A petition for a trans-inclusive ban has since amassed more than 144,000 signatures, making it the third most-signed currently open petition. On 12 May, the government responded, pledging: “We will bring forward a ban that protects everyone from attempts to change their sexual orientation as soon as parliamentary time allows.”
However, it has not promised to include gender identity and expression. “There are different considerations when it comes to transgender conversion therapy and the Government remains committed to exploring these,” the response said. “One of the complexities is that those who experience gender dysphoria may seek talking therapy.
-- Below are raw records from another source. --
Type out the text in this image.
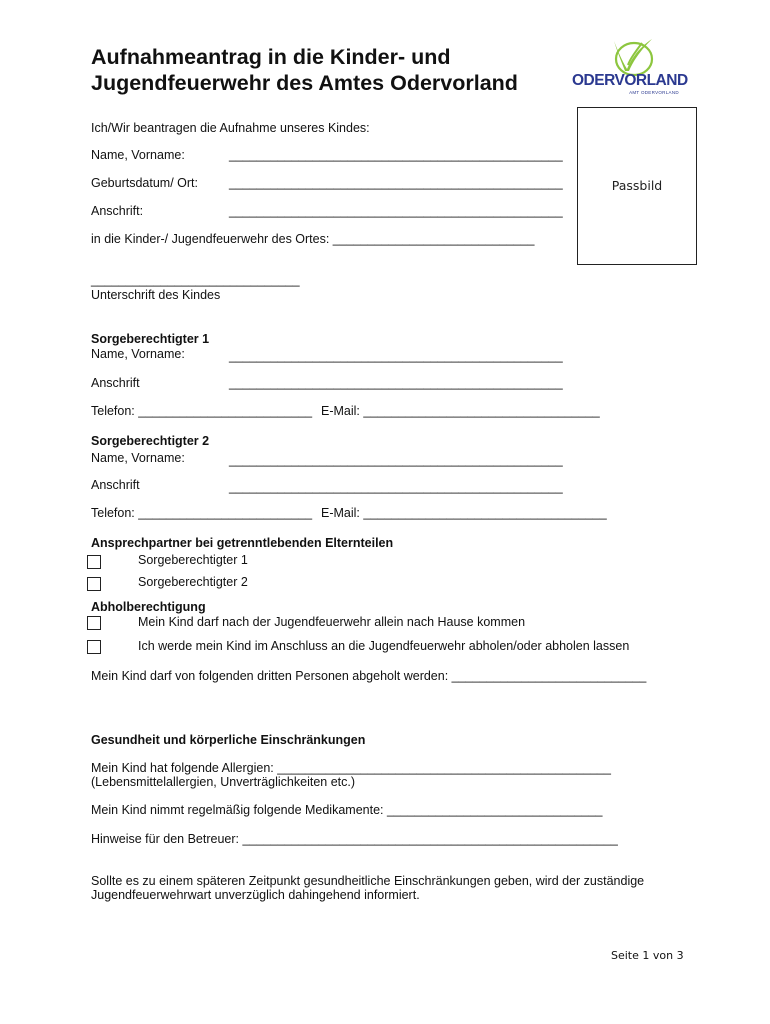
Aufnahmeantrag in die Kinder- und
Jugendfeuerwehr des Amtes Odervorland	ODERVORLAND
AMT ODERVORLAND
Passbild
Ich/Wir beantragen die Aufnahme unseres Kindes:
Name, Vorname:	________________________________________________
Geburtsdatum/ Ort: ________________________________________________
Anschrift:	________________________________________________
in die Kinder-/ Jugendfeuerwehr des Ortes: _____________________________
______________________________
Unterschrift des Kindes
Sorgeberechtigter 1
Name, Vorname:	________________________________________________
Anschrift	________________________________________________
Telefon: _________________________ E-Mail: __________________________________
Sorgeberechtigter 2
Name, Vorname:	________________________________________________
Anschrift	________________________________________________
Telefon: _________________________ E-Mail: ___________________________________
Ansprechpartner bei getrenntlebenden Elternteilen
Sorgeberechtigter 1
Sorgeberechtigter 2
Abholberechtigung
Mein Kind darf nach der Jugendfeuerwehr allein nach Hause kommen
Ich werde mein Kind im Anschluss an die Jugendfeuerwehr abholen/oder abholen lassen
Mein Kind darf von folgenden dritten Personen abgeholt werden: ____________________________
Gesundheit und körperliche Einschränkungen
Mein Kind hat folgende Allergien: ________________________________________________
(Lebensmittelallergien, Unverträglichkeiten etc.)
Mein Kind nimmt regelmäßig folgende Medikamente: _______________________________
Hinweise für den Betreuer: ______________________________________________________
Sollte es zu einem späteren Zeitpunkt gesundheitliche Einschränkungen geben, wird der zuständige
Jugendfeuerwehrwart unverzüglich dahingehend informiert.
Seite 1 von 3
It is vital that legitimate support is not inadvertently impacted.”
Loopholes for ‘consent’
The proposed ban will also allow over-18s to ‘consent’ to “non-physical” forms of conversion practices – as long as they do not cause “serious harm”. But NHS England and numerous expert bodies have described all forms of the practice as “harmful”.
“Healing [from conversion practices] is a lifelong project,” Ashley told openDemocracy. “I see a community that has lost the brilliance of so many people who went through conversion practices and did not survive – or doesn’t have the full brilliance and shine of people who were so deeply traumatised by conversion practices.
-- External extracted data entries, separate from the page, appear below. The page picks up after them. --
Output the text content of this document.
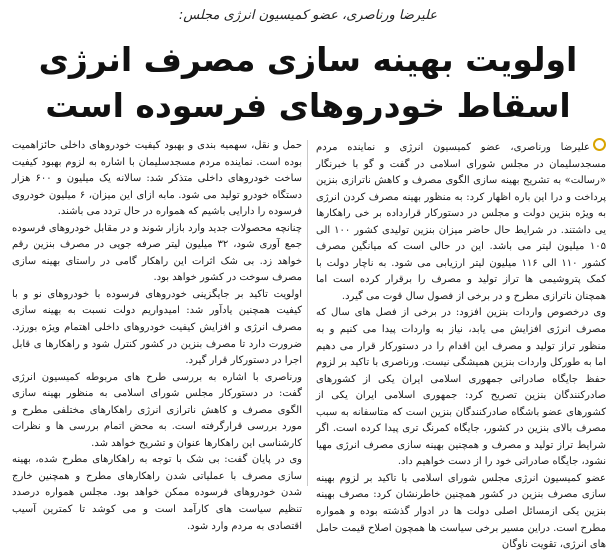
علیرضا ورناصری، عضو کمیسیون انرژی مجلس:
اولویت بهینه سازی مصرف انرژی
اسقاط خودروهای فرسوده است

علیرضا ورناصری، عضو کمیسیون انرژی و نماینده مردم مسجدسلیمان در مجلس شورای اسلامی در گفت و گو با خبرنگار «رسالت» به تشریح بهینه سازی الگوی مصرف و کاهش ناترازی بنزین پرداخت و درا این باره اظهار کرد: به منظور بهینه مصرف کردن انرژی به ویژه بنزین دولت و مجلس در دستورکار قرارداده بر خی راهکارها یی داشتند. در شرایط حال حاضر میزان بنزین تولیدی کشور ۱۰۰ الی ۱۰۵ میلیون لیتر می باشد. این در حالی است که میانگین مصرف کشور ۱۱۰ الی ۱۱۶ میلیون لیتر ارزیابی می شود. به ناچار دولت با کمک پتروشیمی ها تراز تولید و مصرف را برقرار کرده است اما همچنان ناترازی مطرح و در برخی از فصول سال قوت می گیرد.

وی درخصوص واردات بنزین افزود: در برخی از فصل های سال که مصرف انرژی افزایش می یابد، نیاز به واردات پیدا می کنیم و به منظور تراز تولید و مصرف این اقدام را در دستورکار قرار می دهیم اما به طورکل واردات بنزین همیشگی نیست. ورناصری با تاکید بر لزوم حفظ جایگاه صادراتی جمهوری اسلامی ایران یکی از کشورهای صادرکنندگان بنزین تصریح کرد: جمهوری اسلامی ایران یکی از کشورهای عضو باشگاه صادرکنندگان بنزین است که متاسفانه به سبب مصرف بالای بنزین در کشور، جایگاه کمرنگ تری پیدا کرده است. اگر شرایط تراز تولید و مصرف و همچنین بهینه سازی مصرف انرژی مهیا نشود، جایگاه صادراتی خود را از دست خواهیم داد.

عضو کمیسیون انرژی مجلس شورای اسلامی با تاکید بر لزوم بهینه سازی مصرف بنزین در کشور همچنین خاطرنشان کرد: مصرف بهینه بنزین یکی ازمسائل اصلی دولت ها در ادوار گذشته بوده و همواره مطرح است. دراین مسیر برخی سیاست ها همچون اصلاح قیمت حامل های انرژی، تقویت ناوگان

حمل و نقل، سهمیه بندی و بهبود کیفیت خودروهای داخلی حائزاهمیت بوده است. نماینده مردم مسجدسلیمان با اشاره به لزوم بهبود کیفیت ساخت خودروهای داخلی متذکر شد: سالانه یک میلیون و ۶۰۰ هزار دستگاه خودرو تولید می شود. مابه ازای این میزان، ۶ میلیون خودروی فرسوده را دارایی باشیم که همواره در حال تردد می باشند.

چنانچه محصولات جدید وارد بازار شوند و در مقابل خودروهای فرسوده جمع آوری شود، ۳۲ میلیون لیتر صرفه جویی در مصرف بنزین رقم خواهد زد. بی شک اثرات این راهکار گامی در راستای بهینه سازی مصرف سوخت در کشور خواهد بود.

اولویت تاکید بر جایگزینی خودروهای فرسوده با خودروهای نو و با کیفیت همچنین یادآور شد: امیدواریم دولت نسبت به بهینه سازی مصرف انرژی و افزایش کیفیت خودروهای داخلی اهتمام ویژه بورزد. ضرورت دارد تا مصرف بنزین در کشور کنترل شود و راهکارها ی قابل اجرا در دستورکار قرار گیرد.

ورناصری با اشاره به بررسی طرح های مربوطه کمیسیون انرژی گفت: در دستورکار مجلس شورای اسلامی به منظور بهینه سازی الگوی مصرف و کاهش ناترازی انرژی راهکارهای مختلفی مطرح و مورد بررسی قرارگرفته است. به محض اتمام بررسی ها و نظرات کارشناسی این راهکارها عنوان و تشریح خواهد شد.

وی در پایان گفت: بی شک با توجه به راهکارهای مطرح شده، بهینه سازی مصرف با عملیاتی شدن راهکارهای مطرح و همچنین خارج شدن خودروهای فرسوده ممکن خواهد بود. مجلس همواره درصدد تنظیم سیاست های کارآمد است و می کوشد تا کمترین آسیب اقتصادی به مردم وارد شود.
“It’s not this theoretical thing. It’s right there in my face; it’s in the tears of my friends when I hang out with them; it’s in my friends who wish they could do more in the community but have so much trauma, they just can’t.
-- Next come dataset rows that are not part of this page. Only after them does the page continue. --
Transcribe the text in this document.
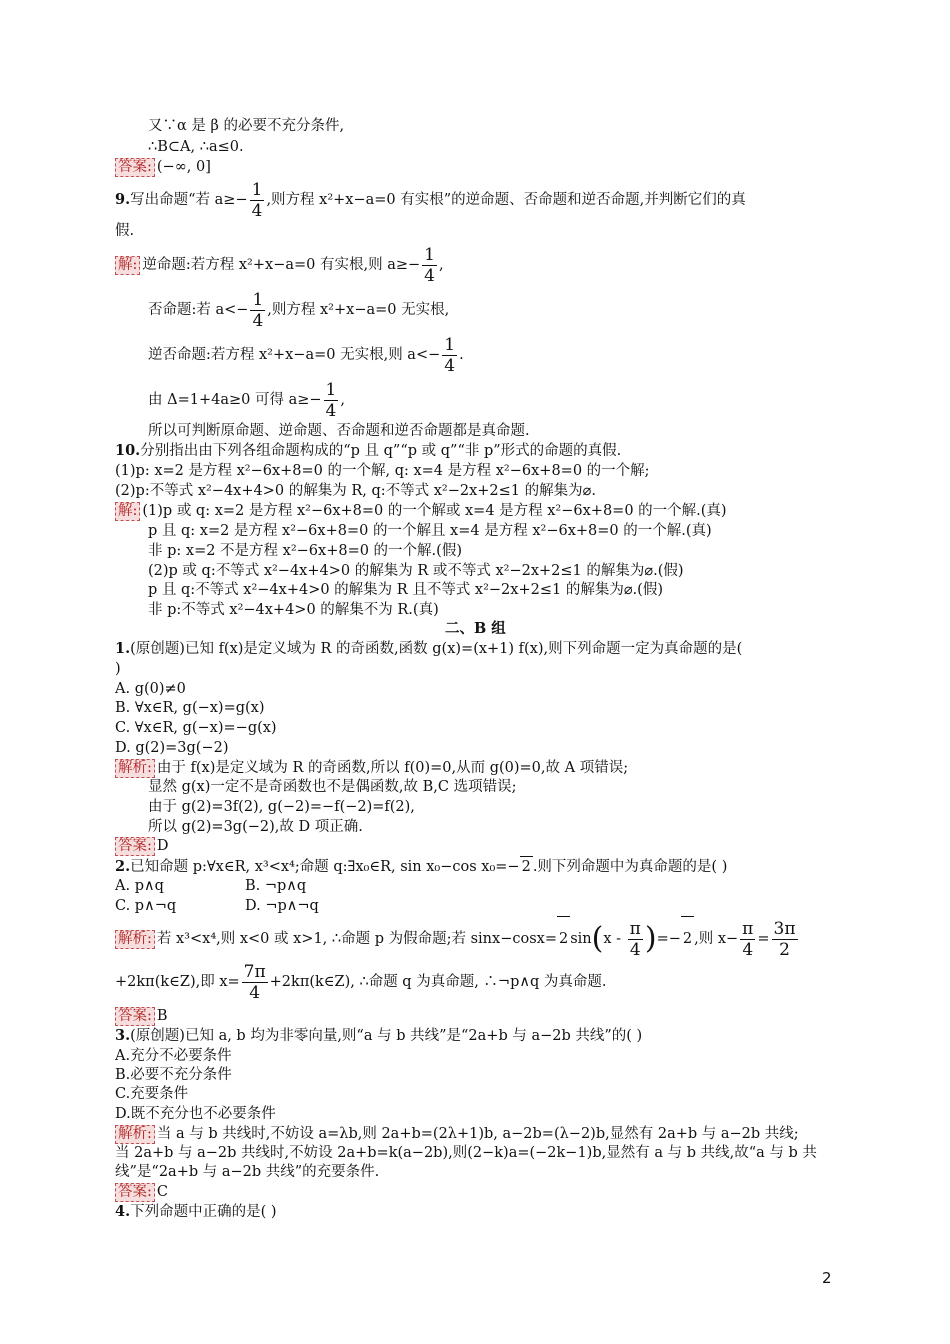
又∵α 是 β 的必要不充分条件,
∴B⊂A, ∴a≤0.
答案: (−∞, 0]
9.写出命题“若 $a\ge- \frac{1}{4}$ ,则方程 x²+x−a=0 有实根”的逆命题、否命题和逆否命题,并判断它们的真
假.
解: 逆命题:若方程 x²+x−a=0 有实根,则 $a\ge- \frac{1}{4}$ ,
否命题:若 $a<- \frac{1}{4}$ ,则方程 x²+x−a=0 无实根,
逆否命题:若方程 x²+x−a=0 无实根,则 $a<- \frac{1}{4}$ .
由 Δ=1+4a≥0 可得 $a\ge- \frac{1}{4}$ ,
所以可判断原命题、逆命题、否命题和逆否命题都是真命题.
10.分别指出由下列各组命题构成的“p 且 q”“p 或 q”“非 p”形式的命题的真假.
(1)p: x=2 是方程 x²−6x+8=0 的一个解, q: x=4 是方程 x²−6x+8=0 的一个解;
(2)p:不等式 x²−4x+4>0 的解集为 R, q:不等式 x²−2x+2≤1 的解集为⌀.
解: (1)p 或 q: x=2 是方程 x²−6x+8=0 的一个解或 x=4 是方程 x²−6x+8=0 的一个解.(真)
p 且 q: x=2 是方程 x²−6x+8=0 的一个解且 x=4 是方程 x²−6x+8=0 的一个解.(真)
非 p: x=2 不是方程 x²−6x+8=0 的一个解.(假)
(2)p 或 q:不等式 x²−4x+4>0 的解集为 R 或不等式 x²−2x+2≤1 的解集为⌀.(假)
p 且 q:不等式 x²−4x+4>0 的解集为 R 且不等式 x²−2x+2≤1 的解集为⌀.(假)
非 p:不等式 x²−4x+4>0 的解集不为 R.(真)
二、B 组
1.(原创题)已知 f(x)是定义域为 R 的奇函数,函数 g(x)=(x+1) f(x),则下列命题一定为真命题的是(
)
A. g(0)≠0
B. ∀x∈R, g(−x)=g(x)
C. ∀x∈R, g(−x)=−g(x)
D. g(2)=3g(−2)
解析: 由于 f(x)是定义域为 R 的奇函数,所以 f(0)=0,从而 g(0)=0,故 A 项错误;
显然 g(x)一定不是奇函数也不是偶函数,故 B,C 选项错误;
由于 g(2)=3f(2), g(−2)=−f(−2)=f(2),
所以 g(2)=3g(−2),故 D 项正确.
答案: D
2.已知命题 p:∀x∈R, x³<x⁴;命题 q:∃x₀∈R, sin x₀−cos x₀=− 2 .则下列命题中为真命题的是( )
A. p∧q	B. ¬p∧q
C. p∧¬q	D. ¬p∧¬q
解析: 若 x³<x⁴,则 x<0 或 x>1, ∴命题 p 为假命题;若 sinx−cosx= 2 $\sin(x - \frac{\pi}{4}$ )=− 2 ,则 $x- \frac{\pi}{4} = \frac{3\pi}{2}$
+2kπ(k∈Z),即 $x= \frac{7\pi}{4}$ +2kπ(k∈Z), ∴命题 q 为真命题, ∴¬p∧q 为真命题.
答案: B
3.(原创题)已知 a, b 均为非零向量,则“a 与 b 共线”是“2a+b 与 a−2b 共线”的( )
A.充分不必要条件
B.必要不充分条件
C.充要条件
D.既不充分也不必要条件
解析: 当 a 与 b 共线时,不妨设 a=λb,则 2a+b=(2λ+1)b, a−2b=(λ−2)b,显然有 2a+b 与 a−2b 共线;
当 2a+b 与 a−2b 共线时,不妨设 2a+b=k(a−2b),则(2−k)a=(−2k−1)b,显然有 a 与 b 共线,故“a 与 b 共
线”是“2a+b 与 a−2b 共线”的充要条件.
答案: C
4.下列命题中正确的是( )
2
“Survivors are, of course, the most impacted – but it’s also the very fabric of trans communities that is changed by conversion practices,” Ashley continued. “All these people that are abandoning trans communities have blood on their hands.”
Moreover, there is simply no such thing as “informed consent” in this context, LGBTQ+ advocates told openDemocracy. Anti-abuse charity Galop set up a helpline for survivors of conversion therapy. Many of the callers to the helpline supposedly ‘consented’ to what happened to them, said Leni Morris, Galop’s CEO – but they were not aware of the risks and severe psychological harm that the practice would cause.
“Conversion therapies nearly always take place within imbalanced power dynamics,” Morris explained. “Those who ‘consent’ to conversion therapies are often financially or emotionally dependent on those asking them to do so.”
“What is someone’s non-prejudiced reason for wanting conversion practices?” Ashley asked. “What’s the value of ‘consent’ when you have all of those pressures – both from the practitioner and/or your family, all of that internalised homophobia or transphobia? Without homophobia or transphobia, no one would be trying to undergo conversion practices.”
Providing so-called ‘consent’ does not prevent conversion practices from being harmful, they explained. “It doesn’t stop them from sending the message that being gay, trans or bi is wrong and less valuable. That’s just not something that is OK in a society that wants to establish equality and anti-discrimination as core principles.”